仕組みができたら今度こそようやく分析開始です!

しかしここでも1つ注意点があります。

いきなりホームランは狙わないでください。

分析環境がある程度整ったとはいえ、あなたの手元にあるのはまだ作り込みの甘いデータです。

データの性質もよくわかっていません。

そんななかで壮大な分析を行おうとすると、着地までにとても時間がかかることは目に見えています。

そもそも着地できるかどうか。

最初は手堅く小さな効果を出し、データ分析の効果を実感してもらいましょう

5. 現状を把握し、指標を作る

どんな分析をするにしても、目的が決まっていないと着地できません。

目的とは例えば、

  • 「当サイトにとって良いユーザーとは誰か」
  • 「当サイトの健康的な状態はどのような状態か」

などです。

これらを定量的に説明できなければ、分析は困難なものになります。

分析を本格的に開始する前に、ますは現状を調査し、指標を作りましょう。

さいごに

今回は分析の文化がない組織にデータドリブンなサービス開発を導入する際に注意したことを書きました。
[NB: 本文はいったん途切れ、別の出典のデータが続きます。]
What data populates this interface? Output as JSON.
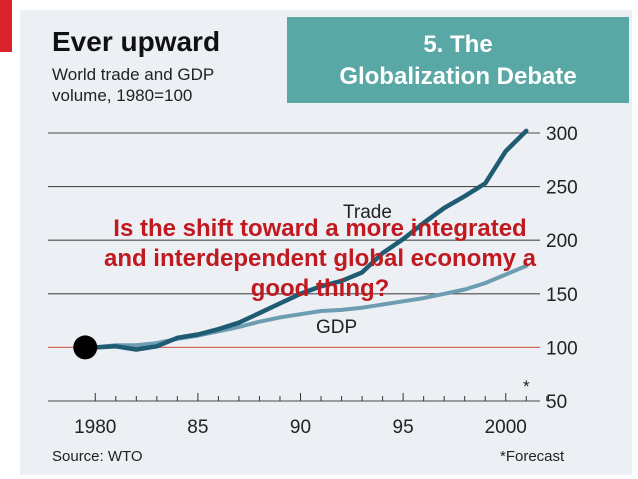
{
  "header": {
    "title": "Ever upward",
    "subtitle_line1": "World trade and GDP",
    "subtitle_line2": "volume, 1980=100"
  },
  "overlay": {
    "section_line1": "5. The",
    "section_line2": "Globalization Debate",
    "question_line1": "Is the shift toward a more integrated",
    "question_line2": "and interdependent global economy a",
    "question_line3": "good thing?"
  },
  "footer": {
    "source": "Source: WTO",
    "forecast_note": "*Forecast",
    "forecast_marker": "*"
  },
  "colors": {
    "trade_line": "#1f5b72",
    "gdp_line": "#6d9db2",
    "baseline": "#d36a5b",
    "accent_red": "#d8232a",
    "question_text": "#c0191f",
    "section_box": "#5aa8a6"
  },
  "chart_data": {
    "type": "line",
    "title": "Ever upward",
    "subtitle": "World trade and GDP volume, 1980=100",
    "x": [
      1980,
      1981,
      1982,
      1983,
      1984,
      1985,
      1986,
      1987,
      1988,
      1989,
      1990,
      1991,
      1992,
      1993,
      1994,
      1995,
      1996,
      1997,
      1998,
      1999,
      2000,
      2001
    ],
    "series": [
      {
        "name": "Trade",
        "values": [
          100,
          101,
          98,
          101,
          109,
          112,
          117,
          123,
          132,
          141,
          150,
          157,
          162,
          170,
          188,
          201,
          216,
          230,
          241,
          253,
          283,
          302
        ]
      },
      {
        "name": "GDP",
        "values": [
          100,
          102,
          102,
          104,
          108,
          111,
          115,
          119,
          124,
          128,
          131,
          134,
          135,
          137,
          140,
          143,
          146,
          150,
          154,
          160,
          168,
          176
        ]
      }
    ],
    "x_ticks": [
      1980,
      1985,
      1990,
      1995,
      2000
    ],
    "x_tick_labels": [
      "1980",
      "85",
      "90",
      "95",
      "2000"
    ],
    "y_ticks": [
      50,
      100,
      150,
      200,
      250,
      300
    ],
    "y_tick_labels": [
      "50",
      "100",
      "150",
      "200",
      "250",
      "300"
    ],
    "xlim": [
      1979.5,
      2002.4
    ],
    "ylim": [
      50,
      300
    ],
    "baseline_value": 100,
    "grid": true,
    "y_axis_side": "right",
    "start_marker": {
      "x": 1980,
      "y": 100
    },
    "forecast_year": 2001
  }
}
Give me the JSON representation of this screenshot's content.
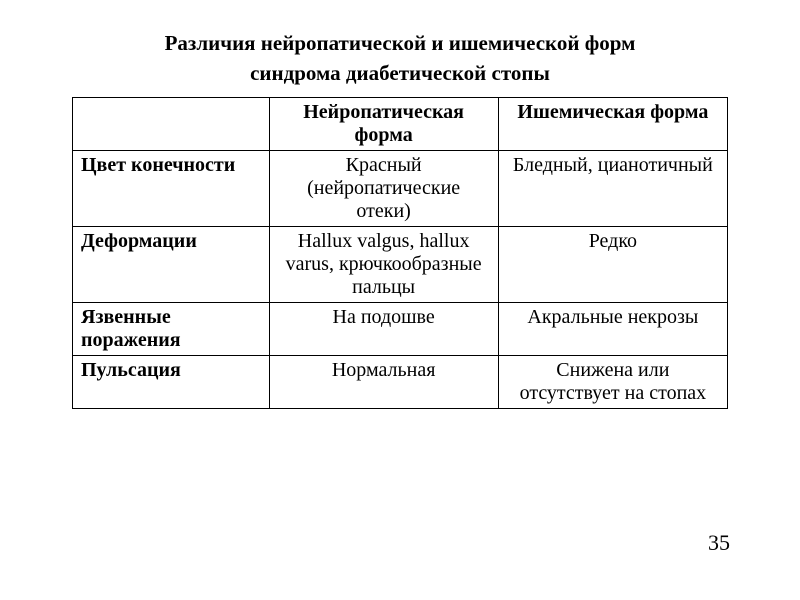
{
  "title_line1": "Различия нейропатической и ишемической форм",
  "title_line2": "синдрома диабетической стопы",
  "table": {
    "header_empty": "",
    "header_col1": "Нейропатическая форма",
    "header_col2": "Ишемическая форма",
    "rows": [
      {
        "label": "Цвет конечности",
        "col1": "Красный (нейропатические отеки)",
        "col2": "Бледный, цианотичный"
      },
      {
        "label": "Деформации",
        "col1": "Hallux valgus, hallux varus, крючкообразные пальцы",
        "col2": "Редко"
      },
      {
        "label": "Язвенные поражения",
        "col1": "На подошве",
        "col2": "Акральные некрозы"
      },
      {
        "label": "Пульсация",
        "col1": "Нормальная",
        "col2": "Снижена или отсутствует на стопах"
      }
    ]
  },
  "page_number": "35",
  "style": {
    "background_color": "#ffffff",
    "text_color": "#000000",
    "border_color": "#000000",
    "title_fontsize": 21,
    "cell_fontsize": 20,
    "page_number_fontsize": 22,
    "font_family": "Georgia, 'Times New Roman', serif"
  }
}
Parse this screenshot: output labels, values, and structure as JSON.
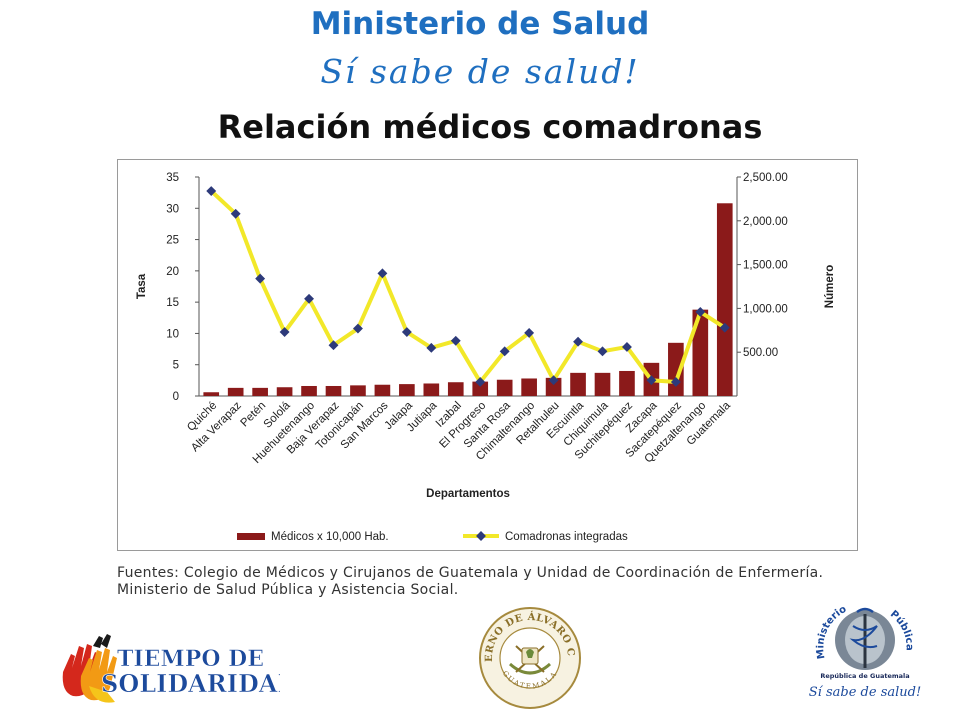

サクッと書くつもりが、かなり長文になってしまいました。笑

これでようやく分析が開始できますね!

再度言いますが、これは小規模の会社の1ケースにすぎませんので、完全にこの形にあてはめようとせず、各組織で良いやり方を考えてみてください。

この投稿がきっかけとなって、データ分析者が実力を発揮できる組織が増えていってほしいなと願っています。

こんなことも気をつけたほうがいいとか、ご指摘あればコメントにてお願いします。